Title

MB: Living and Writing the Early Years of Parks Canada

Document Type

Web Site

Publication Date

2012

Abstract

Mabel (MB) Williams was a file clerk when she joined the newly created Dominion Parks Branch, the precursor to Parks Canada, in 1911. Within a decade she was the agency's lead writer of promotional material, and the author of a series of guidebooks that would be the centerpiece for tourism promotion of the national parks, of the Canadian Rockies, and of Canada itself. Soon she was in charge of most of the bureau's publicity work in both print and film. But when her entire female staff was laid off early in the Depression, she resigned in solidarity. Williams spent the rest of her life struggling to make it as an author, succeeding only when she returned to the subject of parks.

MB: Living and Writing the Early Years of Parks Canada is an archive and exhibit that tells the story of an extraordinary, ordinary Canadian.

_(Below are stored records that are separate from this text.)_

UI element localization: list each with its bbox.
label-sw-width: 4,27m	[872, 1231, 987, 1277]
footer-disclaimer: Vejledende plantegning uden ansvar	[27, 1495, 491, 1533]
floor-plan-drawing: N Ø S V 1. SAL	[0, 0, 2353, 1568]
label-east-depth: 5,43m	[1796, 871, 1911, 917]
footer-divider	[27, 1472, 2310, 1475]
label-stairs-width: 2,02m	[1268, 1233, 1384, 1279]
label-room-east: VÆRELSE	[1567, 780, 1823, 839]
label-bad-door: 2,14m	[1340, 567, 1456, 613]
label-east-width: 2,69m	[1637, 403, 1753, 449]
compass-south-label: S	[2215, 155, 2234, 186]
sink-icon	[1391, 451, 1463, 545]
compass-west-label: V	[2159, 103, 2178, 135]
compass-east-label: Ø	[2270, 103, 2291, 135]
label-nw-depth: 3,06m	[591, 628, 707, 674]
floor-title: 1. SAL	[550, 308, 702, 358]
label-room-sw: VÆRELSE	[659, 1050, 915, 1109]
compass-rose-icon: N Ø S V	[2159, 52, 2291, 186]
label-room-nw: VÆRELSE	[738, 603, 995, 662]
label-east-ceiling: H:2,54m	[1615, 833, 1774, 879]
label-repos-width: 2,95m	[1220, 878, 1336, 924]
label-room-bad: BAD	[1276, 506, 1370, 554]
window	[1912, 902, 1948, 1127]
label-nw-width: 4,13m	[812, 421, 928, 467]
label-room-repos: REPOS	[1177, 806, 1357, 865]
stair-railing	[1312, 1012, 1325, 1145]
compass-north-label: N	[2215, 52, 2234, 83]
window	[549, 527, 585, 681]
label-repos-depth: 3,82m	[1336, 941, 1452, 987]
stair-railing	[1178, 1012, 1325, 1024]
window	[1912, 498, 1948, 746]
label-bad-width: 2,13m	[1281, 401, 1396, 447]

In doing so, it deepens our understanding of a defining era in Canada's environmental history - offering insights, for example, about the development of the national park system and about the life of Grey Owl. What anchors the site is an unusually rich and varied collection of sources from MB's life: more than 30 personal letters, recently archived and as yet little used by historians; 9 published guidebooks, long out-of-print; and an oral interview from 1969, never before heard.